Louis Bouverot Théorie de la suppléance sensitivo-motrice et ses conséquences pratiques relatives à la névrotomie… (1879)

On ne saurait trop insister sur l'importance qu'il y a à bien établir le département affecté par la névralgie. On évite ainsi une foule d'erreurs ; quand ce département est bien déterminé, on sait par quel nerf il reçoit sa sensibilité, et il devient facile d'en déduire la nécessité d'une section de tel ou tel tronc nerveux. Combien de faits, portés au passif de la névrotomie, auraient pu donner un résultat favorable, s'ils avaient été observés au point de vue où je me place !
Source : Gallica

Louis Bouverot Théorie de la suppléance sensitivo-motrice et ses conséquences pratiques relatives à la névrotomie… (1879)

Il est positif que chez l'homme le département sensitif du médian a une indépendance absolue, que le nerf médian préside absolument seul à son département, qu'il agit seul pendant qu'il est intact pour faire passer les sensations nerveuses, sans que le nerf cubital y soit pour quelque chose; tout comme le nerf cubital agit seul pour faire passer les sensations de son département, comme le trijumeau agit seul sans être aidé par le facial.
Source : Gallica

Louis Bouverot Théorie de la suppléance sensitivo-motrice et ses conséquences pratiques relatives à la névrotomie… (1879)

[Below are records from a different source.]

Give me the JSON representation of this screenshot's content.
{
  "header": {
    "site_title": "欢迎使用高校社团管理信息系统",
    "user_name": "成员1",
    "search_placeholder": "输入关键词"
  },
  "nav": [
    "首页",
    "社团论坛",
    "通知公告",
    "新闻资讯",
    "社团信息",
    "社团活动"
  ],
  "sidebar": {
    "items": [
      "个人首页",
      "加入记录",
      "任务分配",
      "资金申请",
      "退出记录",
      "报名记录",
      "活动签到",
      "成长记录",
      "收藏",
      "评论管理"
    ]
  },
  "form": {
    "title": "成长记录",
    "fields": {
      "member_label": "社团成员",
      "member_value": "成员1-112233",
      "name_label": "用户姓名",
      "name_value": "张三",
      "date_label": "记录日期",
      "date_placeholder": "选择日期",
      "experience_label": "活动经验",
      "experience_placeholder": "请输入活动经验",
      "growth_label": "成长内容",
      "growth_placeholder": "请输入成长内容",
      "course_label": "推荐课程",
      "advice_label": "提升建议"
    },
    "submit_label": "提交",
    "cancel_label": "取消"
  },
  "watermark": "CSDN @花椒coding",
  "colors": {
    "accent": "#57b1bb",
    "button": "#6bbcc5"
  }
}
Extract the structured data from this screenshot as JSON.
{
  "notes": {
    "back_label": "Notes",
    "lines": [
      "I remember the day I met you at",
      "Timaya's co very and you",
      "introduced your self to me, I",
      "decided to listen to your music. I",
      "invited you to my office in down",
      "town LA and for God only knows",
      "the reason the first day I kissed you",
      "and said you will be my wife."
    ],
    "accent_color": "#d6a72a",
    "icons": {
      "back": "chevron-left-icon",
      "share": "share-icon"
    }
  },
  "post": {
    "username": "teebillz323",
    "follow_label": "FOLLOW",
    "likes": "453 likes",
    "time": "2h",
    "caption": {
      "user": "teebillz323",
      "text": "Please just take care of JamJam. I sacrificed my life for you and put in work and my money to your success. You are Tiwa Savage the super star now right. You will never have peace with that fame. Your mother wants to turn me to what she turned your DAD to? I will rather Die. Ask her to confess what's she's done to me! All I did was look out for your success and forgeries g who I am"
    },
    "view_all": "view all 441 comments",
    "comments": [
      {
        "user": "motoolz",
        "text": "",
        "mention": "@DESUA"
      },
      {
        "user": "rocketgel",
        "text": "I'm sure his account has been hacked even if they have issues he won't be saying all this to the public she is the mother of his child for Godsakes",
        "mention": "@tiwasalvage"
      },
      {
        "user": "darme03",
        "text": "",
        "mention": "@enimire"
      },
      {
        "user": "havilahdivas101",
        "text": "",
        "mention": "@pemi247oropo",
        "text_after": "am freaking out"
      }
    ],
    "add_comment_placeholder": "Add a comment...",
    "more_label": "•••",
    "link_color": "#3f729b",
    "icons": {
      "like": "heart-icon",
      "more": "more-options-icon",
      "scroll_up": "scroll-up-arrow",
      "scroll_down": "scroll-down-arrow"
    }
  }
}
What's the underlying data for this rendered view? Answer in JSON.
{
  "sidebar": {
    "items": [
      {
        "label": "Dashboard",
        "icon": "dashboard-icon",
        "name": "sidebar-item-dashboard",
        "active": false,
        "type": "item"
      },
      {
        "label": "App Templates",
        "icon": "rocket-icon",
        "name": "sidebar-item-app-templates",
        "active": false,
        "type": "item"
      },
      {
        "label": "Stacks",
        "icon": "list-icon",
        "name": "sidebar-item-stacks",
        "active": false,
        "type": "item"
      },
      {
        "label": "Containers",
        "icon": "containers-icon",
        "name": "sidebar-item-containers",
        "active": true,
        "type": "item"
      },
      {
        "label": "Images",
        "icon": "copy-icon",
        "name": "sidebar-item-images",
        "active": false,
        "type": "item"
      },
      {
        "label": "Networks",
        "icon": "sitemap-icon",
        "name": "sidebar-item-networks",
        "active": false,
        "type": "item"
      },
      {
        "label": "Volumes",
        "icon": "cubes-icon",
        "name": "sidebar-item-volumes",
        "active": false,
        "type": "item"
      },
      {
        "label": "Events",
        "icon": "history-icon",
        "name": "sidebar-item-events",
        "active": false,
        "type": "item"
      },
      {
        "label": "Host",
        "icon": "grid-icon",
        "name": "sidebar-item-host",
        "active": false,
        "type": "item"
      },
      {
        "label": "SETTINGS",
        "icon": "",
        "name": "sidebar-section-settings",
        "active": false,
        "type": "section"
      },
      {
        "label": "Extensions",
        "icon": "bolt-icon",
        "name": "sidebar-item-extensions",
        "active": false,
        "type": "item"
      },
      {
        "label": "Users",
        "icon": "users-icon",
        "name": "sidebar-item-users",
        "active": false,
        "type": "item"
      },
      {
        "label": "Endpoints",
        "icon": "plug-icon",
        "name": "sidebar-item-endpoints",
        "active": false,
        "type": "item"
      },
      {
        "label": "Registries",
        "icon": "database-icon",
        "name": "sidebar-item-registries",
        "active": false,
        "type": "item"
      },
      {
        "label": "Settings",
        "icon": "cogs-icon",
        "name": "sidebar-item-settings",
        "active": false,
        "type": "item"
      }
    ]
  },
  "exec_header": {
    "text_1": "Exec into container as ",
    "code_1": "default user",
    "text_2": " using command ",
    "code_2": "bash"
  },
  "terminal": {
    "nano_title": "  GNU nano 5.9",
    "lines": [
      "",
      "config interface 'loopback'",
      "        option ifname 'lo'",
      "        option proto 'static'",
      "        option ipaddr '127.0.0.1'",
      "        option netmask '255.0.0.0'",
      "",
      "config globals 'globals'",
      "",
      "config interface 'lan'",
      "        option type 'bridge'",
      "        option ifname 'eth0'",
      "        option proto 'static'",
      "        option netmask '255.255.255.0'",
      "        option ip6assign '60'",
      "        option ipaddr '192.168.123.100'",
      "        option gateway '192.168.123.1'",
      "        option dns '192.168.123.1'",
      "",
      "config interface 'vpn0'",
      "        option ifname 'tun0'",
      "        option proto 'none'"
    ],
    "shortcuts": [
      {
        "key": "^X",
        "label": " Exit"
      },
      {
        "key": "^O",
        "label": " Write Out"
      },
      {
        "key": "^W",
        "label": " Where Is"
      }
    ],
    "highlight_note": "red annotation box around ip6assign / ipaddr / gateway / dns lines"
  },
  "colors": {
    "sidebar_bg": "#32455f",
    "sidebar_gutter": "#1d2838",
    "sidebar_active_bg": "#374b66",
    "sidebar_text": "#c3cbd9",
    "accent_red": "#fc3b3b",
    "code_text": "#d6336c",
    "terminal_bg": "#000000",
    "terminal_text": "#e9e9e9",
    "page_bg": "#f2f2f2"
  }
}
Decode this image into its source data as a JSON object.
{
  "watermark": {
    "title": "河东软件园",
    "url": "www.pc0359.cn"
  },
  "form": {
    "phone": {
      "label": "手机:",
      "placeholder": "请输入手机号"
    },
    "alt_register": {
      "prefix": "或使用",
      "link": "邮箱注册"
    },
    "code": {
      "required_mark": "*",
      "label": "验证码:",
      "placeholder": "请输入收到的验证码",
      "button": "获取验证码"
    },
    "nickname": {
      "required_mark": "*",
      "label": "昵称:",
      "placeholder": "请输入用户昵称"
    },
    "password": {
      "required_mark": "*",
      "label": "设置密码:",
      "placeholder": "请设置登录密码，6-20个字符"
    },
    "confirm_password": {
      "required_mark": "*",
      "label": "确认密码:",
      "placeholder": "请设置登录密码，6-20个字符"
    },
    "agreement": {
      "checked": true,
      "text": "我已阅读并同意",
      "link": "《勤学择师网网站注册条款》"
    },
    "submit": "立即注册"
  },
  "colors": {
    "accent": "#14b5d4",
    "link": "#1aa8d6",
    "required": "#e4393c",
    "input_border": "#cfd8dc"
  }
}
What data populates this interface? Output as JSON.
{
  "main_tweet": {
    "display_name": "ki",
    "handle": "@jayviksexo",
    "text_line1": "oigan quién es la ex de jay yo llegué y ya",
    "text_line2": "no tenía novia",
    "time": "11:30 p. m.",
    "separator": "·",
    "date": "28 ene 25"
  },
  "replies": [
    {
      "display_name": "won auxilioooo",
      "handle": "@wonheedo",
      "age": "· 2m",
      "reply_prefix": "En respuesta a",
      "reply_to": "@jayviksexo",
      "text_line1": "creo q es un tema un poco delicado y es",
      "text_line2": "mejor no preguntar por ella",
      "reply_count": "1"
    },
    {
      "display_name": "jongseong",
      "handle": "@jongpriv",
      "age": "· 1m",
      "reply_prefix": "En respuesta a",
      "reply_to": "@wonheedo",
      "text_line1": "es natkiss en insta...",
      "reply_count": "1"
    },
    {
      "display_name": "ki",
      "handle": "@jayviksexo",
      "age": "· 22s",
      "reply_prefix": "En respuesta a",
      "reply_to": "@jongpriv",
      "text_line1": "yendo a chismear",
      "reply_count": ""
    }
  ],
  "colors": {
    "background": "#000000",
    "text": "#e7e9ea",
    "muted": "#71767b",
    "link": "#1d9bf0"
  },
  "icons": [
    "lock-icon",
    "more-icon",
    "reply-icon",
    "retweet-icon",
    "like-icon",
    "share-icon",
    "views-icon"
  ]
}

Lorsqu'on exerce un frottement sur un point quelconque d'un doigt chez un sujet dont l'innervation est intacte, il y a non seulement ébranlement des papilles impressionnées par le contact direct de l'objet qui produit le frottement, mais il y a aussi ébranlement des papilles voisines, et cet ébranlement, des papilles voisines contribue à donner cette perfection et ce raffinement dans les perceptions sensitives.